Pertanyaan Asma’ di atas adalah persoalan kolektif yang dikemukakan secara kolektif pula. Sahabiyat biasa mengajukan pertanyaan dan mengadukan persoalan mereka di masjid atau dalam suatu forum terbuka. Ini merupakan salah satu cara sahabiyat menyampaikan aspirasi perempuan. Cara lain adalah langsung bertanya kepada Nabi secara pribadi, sesekali juga melalui istri Nabi. Pertanyaan langsung secara pribadi pada Nabi umumnya dilakukan sahabiyat jika persoalannya bersifat spesifik, seperti istihadhah atau menyangkut relasi suami istri.
Menyampaikan aspirasi, baik yang bersifat memperjuangkan hak perempuan atau mencari tahu ajaran agama menjadi tradisi yang tumbuh subur di kalangan sahabiyat, terutama di kalangan Anshar. Tidak heran jika Ummul Mukminin Aisyiah ra memuji sikap perempuan Anshar yang tidak dihalangi rasa malu dalam tafaqquh fiddin. Imam Bukhari mengabadikan pujian Aisyiahini menjadi judul bab dalam salah satu bahasan tentang ilmu dalam kitab Sahih Bukhari-nya. Sementara Imam Muslim menyitir pernyataan itu dalam suatu hadis mauquf dalam Sahih Muslim-nya.
Catatan Penutup
Apa yang dipaparkan ini sesungguhnya belum merekam seluruh peristiwa yang bisa kita sebut sebagai gerakan perempuan Islam di masa awal. Namun demikian, dari berbagai peristiwa dan catatan sejarah yang terekam dalam alquran dan hadis, kita dapat melihat kecenderungan umum yang sangat menarik. Baik dari sudut perempuan selaku komunitas yang memperjuangkan haknya, maupun dari sudut Nabi selaku pemegang otoritas keagamaan dan kemasyarakatan.
Dari sudut perempuan, tampak jelas bahwa hak-hak perempuan itu ada, baik secara kolektif maupun pribadi. Tanpa itu, sangat mungkin aspirasi perempuan tak terwadahi karena pemegang otoritas kebetulan seorang laki-laki. Dari sudut Nabi, beliau telah memberikan contoh yang sangat ideal mengenai bagaimana seharusnya seorang laki-laki pemegang otoritas mewadahi aspirasi perempuan.

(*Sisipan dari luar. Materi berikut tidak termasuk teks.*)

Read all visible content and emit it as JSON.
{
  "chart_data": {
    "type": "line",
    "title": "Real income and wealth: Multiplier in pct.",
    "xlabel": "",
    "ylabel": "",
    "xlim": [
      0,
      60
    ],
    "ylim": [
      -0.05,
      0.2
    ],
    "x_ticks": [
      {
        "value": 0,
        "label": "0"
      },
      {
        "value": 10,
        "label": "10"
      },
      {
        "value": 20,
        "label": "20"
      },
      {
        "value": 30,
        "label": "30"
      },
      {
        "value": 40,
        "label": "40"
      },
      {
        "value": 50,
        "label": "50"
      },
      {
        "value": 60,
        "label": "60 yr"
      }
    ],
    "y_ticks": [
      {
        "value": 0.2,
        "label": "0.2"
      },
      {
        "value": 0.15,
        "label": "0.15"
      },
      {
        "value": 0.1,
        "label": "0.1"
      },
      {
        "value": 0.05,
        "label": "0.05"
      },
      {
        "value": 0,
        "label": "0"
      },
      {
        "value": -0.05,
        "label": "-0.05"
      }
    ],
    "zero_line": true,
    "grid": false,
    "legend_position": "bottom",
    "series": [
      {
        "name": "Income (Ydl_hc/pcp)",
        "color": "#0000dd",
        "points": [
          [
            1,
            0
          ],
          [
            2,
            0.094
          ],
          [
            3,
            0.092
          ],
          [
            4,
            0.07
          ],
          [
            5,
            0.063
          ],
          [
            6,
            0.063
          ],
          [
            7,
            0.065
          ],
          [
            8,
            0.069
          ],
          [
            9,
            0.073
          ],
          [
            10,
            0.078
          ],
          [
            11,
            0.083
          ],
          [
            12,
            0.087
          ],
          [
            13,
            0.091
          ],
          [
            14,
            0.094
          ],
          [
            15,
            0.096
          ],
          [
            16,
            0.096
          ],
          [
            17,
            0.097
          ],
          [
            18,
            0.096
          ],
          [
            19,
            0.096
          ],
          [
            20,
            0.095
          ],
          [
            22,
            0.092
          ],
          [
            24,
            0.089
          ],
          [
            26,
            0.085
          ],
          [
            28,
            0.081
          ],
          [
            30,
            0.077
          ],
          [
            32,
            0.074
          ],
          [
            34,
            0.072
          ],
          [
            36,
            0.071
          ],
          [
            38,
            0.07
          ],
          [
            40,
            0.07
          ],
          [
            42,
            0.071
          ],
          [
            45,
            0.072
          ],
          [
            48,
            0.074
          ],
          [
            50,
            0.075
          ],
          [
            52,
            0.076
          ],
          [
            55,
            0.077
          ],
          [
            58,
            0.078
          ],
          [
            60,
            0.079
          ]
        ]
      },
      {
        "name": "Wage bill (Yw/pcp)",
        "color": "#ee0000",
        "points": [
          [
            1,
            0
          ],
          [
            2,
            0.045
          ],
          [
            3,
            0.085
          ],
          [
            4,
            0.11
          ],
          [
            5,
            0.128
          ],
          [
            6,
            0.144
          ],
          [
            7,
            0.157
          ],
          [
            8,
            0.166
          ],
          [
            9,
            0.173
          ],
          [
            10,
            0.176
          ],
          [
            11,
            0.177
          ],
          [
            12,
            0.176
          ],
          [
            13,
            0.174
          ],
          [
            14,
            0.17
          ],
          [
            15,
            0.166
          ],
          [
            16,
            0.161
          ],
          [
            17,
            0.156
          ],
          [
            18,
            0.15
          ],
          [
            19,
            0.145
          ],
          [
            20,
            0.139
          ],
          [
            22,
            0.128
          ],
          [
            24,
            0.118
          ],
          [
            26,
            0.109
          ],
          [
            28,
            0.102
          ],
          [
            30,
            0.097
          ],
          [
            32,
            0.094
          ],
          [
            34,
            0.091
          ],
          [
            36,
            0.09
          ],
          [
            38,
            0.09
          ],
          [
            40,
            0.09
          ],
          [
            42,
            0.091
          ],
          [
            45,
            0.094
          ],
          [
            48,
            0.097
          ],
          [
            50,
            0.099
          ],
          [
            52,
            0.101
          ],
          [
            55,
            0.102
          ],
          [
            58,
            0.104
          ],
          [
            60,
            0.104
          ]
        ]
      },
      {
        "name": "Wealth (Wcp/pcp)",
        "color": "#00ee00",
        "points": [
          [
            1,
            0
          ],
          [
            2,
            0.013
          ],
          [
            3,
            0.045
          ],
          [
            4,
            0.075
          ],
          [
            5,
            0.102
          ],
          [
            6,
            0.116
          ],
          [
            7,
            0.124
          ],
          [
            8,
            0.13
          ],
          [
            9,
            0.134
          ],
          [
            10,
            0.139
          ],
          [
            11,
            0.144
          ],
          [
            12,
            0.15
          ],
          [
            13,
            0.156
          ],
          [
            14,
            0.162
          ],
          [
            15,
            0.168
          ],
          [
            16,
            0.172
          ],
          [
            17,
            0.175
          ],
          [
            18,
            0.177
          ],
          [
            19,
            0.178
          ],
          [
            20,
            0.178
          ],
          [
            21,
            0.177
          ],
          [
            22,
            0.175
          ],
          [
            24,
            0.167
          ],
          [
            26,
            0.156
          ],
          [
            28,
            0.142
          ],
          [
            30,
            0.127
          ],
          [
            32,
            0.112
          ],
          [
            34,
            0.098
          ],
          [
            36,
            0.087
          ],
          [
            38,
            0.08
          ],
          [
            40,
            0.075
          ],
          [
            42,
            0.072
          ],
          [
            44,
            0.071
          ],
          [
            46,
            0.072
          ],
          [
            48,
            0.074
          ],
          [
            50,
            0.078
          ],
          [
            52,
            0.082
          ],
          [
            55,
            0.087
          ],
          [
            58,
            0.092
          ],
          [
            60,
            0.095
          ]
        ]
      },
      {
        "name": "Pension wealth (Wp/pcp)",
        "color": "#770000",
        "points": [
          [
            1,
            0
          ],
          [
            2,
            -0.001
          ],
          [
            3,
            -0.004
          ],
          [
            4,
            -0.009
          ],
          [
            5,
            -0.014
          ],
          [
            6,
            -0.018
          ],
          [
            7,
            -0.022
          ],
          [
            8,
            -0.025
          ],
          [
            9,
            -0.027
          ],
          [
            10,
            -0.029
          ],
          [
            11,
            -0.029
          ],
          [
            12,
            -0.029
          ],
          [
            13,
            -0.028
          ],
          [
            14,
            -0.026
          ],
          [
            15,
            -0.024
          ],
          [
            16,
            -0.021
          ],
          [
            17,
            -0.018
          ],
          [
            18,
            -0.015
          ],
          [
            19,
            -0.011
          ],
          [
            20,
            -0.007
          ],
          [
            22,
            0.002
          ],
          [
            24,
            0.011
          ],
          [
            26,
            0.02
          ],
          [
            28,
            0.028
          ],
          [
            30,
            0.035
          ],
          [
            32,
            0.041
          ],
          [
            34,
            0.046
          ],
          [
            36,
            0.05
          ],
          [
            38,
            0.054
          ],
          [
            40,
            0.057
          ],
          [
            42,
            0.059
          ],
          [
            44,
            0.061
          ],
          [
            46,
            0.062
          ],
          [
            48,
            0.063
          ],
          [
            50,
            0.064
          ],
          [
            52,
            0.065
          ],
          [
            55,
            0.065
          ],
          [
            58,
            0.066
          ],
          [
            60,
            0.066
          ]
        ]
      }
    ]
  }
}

Dalam kedudukannya sebagai Nabi yang punya hak penuh mengatur ummatnya, Muhammad saw tidak semena-mena membuat aturan mengenai perempuan dengan mengatasnamakan agama tanpa memperhatikan sungguh-sungguh aspirasi kaum perempuan.
Konfigurasi dari dua sisi yang saling mengisi itu kemudian membuka kemungkinan perempuan untuk menyuarakan aspirasi kaumnya. Jika sahabat yang merupakan contoh terbaik generasi Islam saja tidak ragu-ragu memperjuangkan hak dan aspirasi mereka, layakkah kita yang hidup di era modern ini tidak berani menyuarakan hak dan aspirasi kita dalam sebuah wadah besar yang bernama gerakan perempuan?